Quelle joie de constater qu’elle me ressemblait trait pour trait.
Mercredi 24ème jour
Dès le lendemain, je commençais l’éducation de ma petite fille.
Matin et soir, inlassablement.
Il faut le savoir : une fois que les services sociaux ont commencé à fourrer le nez dans vos affaires, ils ne vous lâchent plus.
Moi, j’appelle ça du harcèlement.
Depuis la naissance de sa petite sœur, Engrang me faisait un blocage : il refusait de faire ses devoirs et ne voulait plus se laver. Il était temps pour lui de grandir et de devenir responsable.
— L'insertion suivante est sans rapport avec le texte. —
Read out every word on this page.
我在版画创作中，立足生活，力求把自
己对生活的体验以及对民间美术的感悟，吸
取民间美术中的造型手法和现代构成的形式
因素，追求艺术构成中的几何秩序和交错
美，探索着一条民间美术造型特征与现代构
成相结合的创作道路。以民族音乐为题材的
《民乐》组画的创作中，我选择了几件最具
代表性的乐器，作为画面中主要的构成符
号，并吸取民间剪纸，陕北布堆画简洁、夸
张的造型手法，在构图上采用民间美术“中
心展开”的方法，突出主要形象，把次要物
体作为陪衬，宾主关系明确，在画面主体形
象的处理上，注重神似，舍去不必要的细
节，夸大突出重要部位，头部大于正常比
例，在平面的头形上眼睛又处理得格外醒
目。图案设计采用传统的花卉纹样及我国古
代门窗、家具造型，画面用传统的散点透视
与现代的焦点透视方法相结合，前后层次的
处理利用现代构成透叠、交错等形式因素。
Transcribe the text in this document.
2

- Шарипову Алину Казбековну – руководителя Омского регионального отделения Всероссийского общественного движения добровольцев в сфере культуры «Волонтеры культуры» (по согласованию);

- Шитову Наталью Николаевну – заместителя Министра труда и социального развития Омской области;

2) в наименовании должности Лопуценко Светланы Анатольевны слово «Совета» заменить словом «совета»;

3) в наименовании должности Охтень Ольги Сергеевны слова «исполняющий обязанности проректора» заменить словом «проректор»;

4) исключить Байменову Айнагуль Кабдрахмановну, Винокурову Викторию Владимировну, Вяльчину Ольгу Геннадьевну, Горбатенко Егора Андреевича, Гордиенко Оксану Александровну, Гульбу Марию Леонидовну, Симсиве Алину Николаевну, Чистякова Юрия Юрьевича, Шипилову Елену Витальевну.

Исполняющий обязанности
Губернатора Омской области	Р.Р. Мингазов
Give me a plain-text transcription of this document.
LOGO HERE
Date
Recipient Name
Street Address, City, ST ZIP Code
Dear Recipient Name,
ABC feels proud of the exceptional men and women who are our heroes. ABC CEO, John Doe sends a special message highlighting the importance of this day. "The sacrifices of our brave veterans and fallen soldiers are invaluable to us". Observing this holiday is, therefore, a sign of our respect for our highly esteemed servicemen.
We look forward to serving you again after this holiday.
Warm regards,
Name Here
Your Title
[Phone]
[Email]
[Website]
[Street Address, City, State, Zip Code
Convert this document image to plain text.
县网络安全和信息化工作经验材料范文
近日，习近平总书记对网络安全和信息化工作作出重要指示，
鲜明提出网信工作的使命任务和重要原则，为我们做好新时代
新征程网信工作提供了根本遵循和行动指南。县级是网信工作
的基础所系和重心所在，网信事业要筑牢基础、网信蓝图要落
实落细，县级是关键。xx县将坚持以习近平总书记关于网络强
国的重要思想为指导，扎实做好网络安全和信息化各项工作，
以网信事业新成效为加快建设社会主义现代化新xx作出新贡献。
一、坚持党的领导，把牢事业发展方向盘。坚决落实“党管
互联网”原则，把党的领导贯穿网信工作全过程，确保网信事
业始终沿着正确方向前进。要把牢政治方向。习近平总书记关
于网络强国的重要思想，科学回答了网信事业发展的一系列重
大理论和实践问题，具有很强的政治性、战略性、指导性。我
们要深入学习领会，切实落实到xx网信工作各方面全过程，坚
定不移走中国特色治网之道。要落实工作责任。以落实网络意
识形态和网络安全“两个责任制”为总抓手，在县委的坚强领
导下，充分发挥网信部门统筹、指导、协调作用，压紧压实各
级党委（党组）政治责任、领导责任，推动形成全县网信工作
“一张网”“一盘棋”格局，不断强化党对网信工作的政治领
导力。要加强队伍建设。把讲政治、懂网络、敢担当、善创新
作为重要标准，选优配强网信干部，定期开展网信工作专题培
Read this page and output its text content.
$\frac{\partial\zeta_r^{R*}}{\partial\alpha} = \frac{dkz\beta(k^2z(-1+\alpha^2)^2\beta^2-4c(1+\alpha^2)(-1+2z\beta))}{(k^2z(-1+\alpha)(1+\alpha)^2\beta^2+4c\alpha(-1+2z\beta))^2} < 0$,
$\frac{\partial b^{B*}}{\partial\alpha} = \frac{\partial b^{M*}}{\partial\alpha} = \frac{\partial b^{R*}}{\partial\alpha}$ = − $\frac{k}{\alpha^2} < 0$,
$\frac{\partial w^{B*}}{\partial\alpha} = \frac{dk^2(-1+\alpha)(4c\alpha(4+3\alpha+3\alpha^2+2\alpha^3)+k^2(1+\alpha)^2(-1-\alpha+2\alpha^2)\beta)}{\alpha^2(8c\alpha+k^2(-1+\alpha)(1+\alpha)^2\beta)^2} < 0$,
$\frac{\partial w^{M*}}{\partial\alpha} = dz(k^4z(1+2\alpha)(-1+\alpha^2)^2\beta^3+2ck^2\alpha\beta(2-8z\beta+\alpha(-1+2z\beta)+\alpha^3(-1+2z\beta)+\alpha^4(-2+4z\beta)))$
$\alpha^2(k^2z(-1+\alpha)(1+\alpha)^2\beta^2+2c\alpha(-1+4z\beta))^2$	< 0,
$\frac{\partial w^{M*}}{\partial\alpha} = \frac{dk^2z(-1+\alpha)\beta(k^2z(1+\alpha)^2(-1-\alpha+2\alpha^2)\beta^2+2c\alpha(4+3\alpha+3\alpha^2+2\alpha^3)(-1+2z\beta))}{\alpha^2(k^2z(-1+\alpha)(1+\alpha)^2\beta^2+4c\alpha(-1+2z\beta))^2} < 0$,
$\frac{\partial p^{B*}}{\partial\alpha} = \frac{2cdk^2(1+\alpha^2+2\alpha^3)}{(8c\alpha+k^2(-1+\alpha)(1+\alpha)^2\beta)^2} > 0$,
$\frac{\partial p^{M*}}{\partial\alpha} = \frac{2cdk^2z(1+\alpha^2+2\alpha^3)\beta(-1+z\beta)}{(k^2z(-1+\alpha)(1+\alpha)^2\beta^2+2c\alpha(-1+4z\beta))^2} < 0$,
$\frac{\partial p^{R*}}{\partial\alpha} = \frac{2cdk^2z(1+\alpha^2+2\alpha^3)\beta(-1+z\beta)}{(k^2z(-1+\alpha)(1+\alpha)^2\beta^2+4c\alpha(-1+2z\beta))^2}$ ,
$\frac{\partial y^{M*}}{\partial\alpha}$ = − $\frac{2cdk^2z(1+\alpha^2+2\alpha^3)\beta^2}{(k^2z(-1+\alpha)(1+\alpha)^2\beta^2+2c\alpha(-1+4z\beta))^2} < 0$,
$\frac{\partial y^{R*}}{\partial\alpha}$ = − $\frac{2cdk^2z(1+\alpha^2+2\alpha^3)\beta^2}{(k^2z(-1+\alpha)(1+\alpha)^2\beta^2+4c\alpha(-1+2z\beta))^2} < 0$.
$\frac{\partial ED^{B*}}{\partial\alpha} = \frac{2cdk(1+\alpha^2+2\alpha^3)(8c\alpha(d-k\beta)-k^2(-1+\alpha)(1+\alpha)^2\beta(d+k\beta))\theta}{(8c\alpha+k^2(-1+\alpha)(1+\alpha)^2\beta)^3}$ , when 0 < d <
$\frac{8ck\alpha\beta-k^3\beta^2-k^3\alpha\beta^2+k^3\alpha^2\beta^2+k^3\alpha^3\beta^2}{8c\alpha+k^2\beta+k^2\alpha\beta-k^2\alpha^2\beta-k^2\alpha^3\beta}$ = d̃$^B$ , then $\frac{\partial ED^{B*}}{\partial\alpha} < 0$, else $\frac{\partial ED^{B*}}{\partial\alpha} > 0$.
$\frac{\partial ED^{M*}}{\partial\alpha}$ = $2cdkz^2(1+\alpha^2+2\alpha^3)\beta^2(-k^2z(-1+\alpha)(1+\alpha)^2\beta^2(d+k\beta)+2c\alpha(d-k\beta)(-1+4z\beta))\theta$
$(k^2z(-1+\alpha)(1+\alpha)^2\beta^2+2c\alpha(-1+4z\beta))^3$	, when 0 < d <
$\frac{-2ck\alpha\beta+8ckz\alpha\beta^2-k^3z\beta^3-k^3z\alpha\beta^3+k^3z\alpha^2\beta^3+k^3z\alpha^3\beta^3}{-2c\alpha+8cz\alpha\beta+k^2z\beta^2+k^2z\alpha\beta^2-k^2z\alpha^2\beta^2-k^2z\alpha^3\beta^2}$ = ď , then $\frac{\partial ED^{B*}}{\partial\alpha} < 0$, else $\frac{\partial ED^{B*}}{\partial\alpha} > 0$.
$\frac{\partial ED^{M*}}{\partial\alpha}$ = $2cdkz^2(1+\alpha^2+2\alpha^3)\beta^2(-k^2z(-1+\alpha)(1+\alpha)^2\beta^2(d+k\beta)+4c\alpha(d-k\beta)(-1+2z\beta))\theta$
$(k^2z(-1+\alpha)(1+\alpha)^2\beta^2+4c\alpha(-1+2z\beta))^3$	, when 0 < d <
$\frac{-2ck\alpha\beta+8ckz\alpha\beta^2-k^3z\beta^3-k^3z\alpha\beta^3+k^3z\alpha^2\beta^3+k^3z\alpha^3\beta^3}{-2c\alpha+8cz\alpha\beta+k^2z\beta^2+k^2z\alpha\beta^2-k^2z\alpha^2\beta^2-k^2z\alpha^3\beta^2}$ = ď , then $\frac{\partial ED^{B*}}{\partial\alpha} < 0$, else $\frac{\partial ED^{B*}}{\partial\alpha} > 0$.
Malgré les prévisions pessimistes des services sociaux, Engrang grandit bien, et même très bien.
Pas en platine –nan, pas en rouge non plus- mais en doré.
Bon sang ne saurait mentir : Il choisit aussitôt de faire fortune pour me venir en aide financièrement.
Il fut très déçu d’apprendre que je devais me débrouiller sans.
- Tu ne peux pas travailler non plus, ni vendre de tableaux, ni tes récoltes. La seule chose que tu puisses faire, c’est de bien travailler à l’école, lui expliquai-je.
- Mais alors ? Comment je pourrais t’aider, dis-moi.
- Tu pourrais… tu pourrais pêcher des poissons dans l’étang pour approvisionner le frigo, tu pourrais me donner un coup de main pour l’éducation d’Amoua. Il y a mille choses que tu peux faire si tu veux vraiment me rendre service.
Il choisit d’enseigner le langage à Amoua.